Tuesday, 11 October 2016

Consent and sharing on social media

We hear a lot about consent in dog training. It's important that dog owners are able to give informed consent, which means that trainers and behavior consultants need to give clear and honest descriptions of what they will do to the client animal, why they are doing this and not some other intervention, and what to expect if it works (or doesn't). 

Consent matters with dogs too. For example, we can set up their environment so that there's no penalty for refusing to engage with the behavior modification or training program, and we can take breaks to give them the chance to choose to re-engage. Anecdotally, this allows for a less stressful learning experience for the dog. 

But there's a third, less obvious area where consent is part of a behavior consultant's practice: online. 

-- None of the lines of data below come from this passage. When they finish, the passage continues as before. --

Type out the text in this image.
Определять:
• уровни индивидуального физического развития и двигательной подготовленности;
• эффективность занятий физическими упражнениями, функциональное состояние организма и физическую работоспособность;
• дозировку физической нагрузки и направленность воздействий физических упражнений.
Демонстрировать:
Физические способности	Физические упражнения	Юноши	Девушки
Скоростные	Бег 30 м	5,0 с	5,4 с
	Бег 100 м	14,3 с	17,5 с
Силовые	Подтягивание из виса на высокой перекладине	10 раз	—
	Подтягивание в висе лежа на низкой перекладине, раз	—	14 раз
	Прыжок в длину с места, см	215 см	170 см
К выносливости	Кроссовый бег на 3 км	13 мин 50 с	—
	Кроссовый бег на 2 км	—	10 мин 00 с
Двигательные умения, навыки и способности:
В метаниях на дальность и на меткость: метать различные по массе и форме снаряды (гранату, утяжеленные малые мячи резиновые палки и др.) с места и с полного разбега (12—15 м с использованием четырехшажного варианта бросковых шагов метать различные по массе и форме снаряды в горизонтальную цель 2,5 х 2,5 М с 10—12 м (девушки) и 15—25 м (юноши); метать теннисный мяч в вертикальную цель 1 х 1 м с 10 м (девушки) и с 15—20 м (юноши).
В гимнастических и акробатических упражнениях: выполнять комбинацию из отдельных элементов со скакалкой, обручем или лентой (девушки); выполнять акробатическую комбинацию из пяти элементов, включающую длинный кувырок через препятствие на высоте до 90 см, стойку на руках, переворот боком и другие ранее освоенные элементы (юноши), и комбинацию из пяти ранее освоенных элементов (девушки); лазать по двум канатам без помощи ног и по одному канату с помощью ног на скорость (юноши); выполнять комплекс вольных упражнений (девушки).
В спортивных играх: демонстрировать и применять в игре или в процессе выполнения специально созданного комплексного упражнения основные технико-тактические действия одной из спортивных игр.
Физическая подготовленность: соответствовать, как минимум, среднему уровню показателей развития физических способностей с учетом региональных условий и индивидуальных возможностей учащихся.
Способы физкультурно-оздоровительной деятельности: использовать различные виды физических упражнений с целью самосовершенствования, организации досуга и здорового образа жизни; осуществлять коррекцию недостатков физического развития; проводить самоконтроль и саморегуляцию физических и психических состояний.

There's a consensus that people love to see their pets on the Internet, and I can't really dispute that. I'm pretty much exactly that guy: if my dog became Internet famous, I' be well, I'd be very confused, but I'd also be kinda pleased. We like it when strangers respond to our pets the same way we do, it's fun. However, there is the potential for an ethical problem when trainers and consultants share pictures and video without their client's consent. 

"I totally deserve to be famous"
Even if 99% of the time, the client is flattered, and even if 100% of the time it's shared with the best of intentions, it's still unethical to share footage of client animals without express consent.

The client may not want footage of the inside of their home, or of their neighborhood shown to the trainer's online world. On the serious side, the client may be in witness protection, have had problems with stalkers or other kinds of harassment, or not want to reveal to other family members that they contracted with the behavior consultant in the first place. Or it could simply be that the client wants to keep their social media profile free of too much identifying information: having multiple profiles for different parts of life is commonplace, so it's dangerous to assume the person you talk to in real life is the "same" as their persona on social media.

No matter the reason, clients ought to know when their personal information is being shared and have a chance to stop it happening, so consent is always needed. Inviting an animal behavior consultant into one's home creates a bond of trust: the client often ends up sharing some quite personal details about their lives, and consultants have an obligation not to violate privacy. Even if the client is not in the picture or video, the potential that they could be identified is always there.

All that's needed to address this issue is a verbal agreement, or a line in your contract of services. Probably, 99 out of 100 of your clients will think you're being excessive, but for the sake of that one who says, Actually, it's worth taking the extra step to make sure before you share.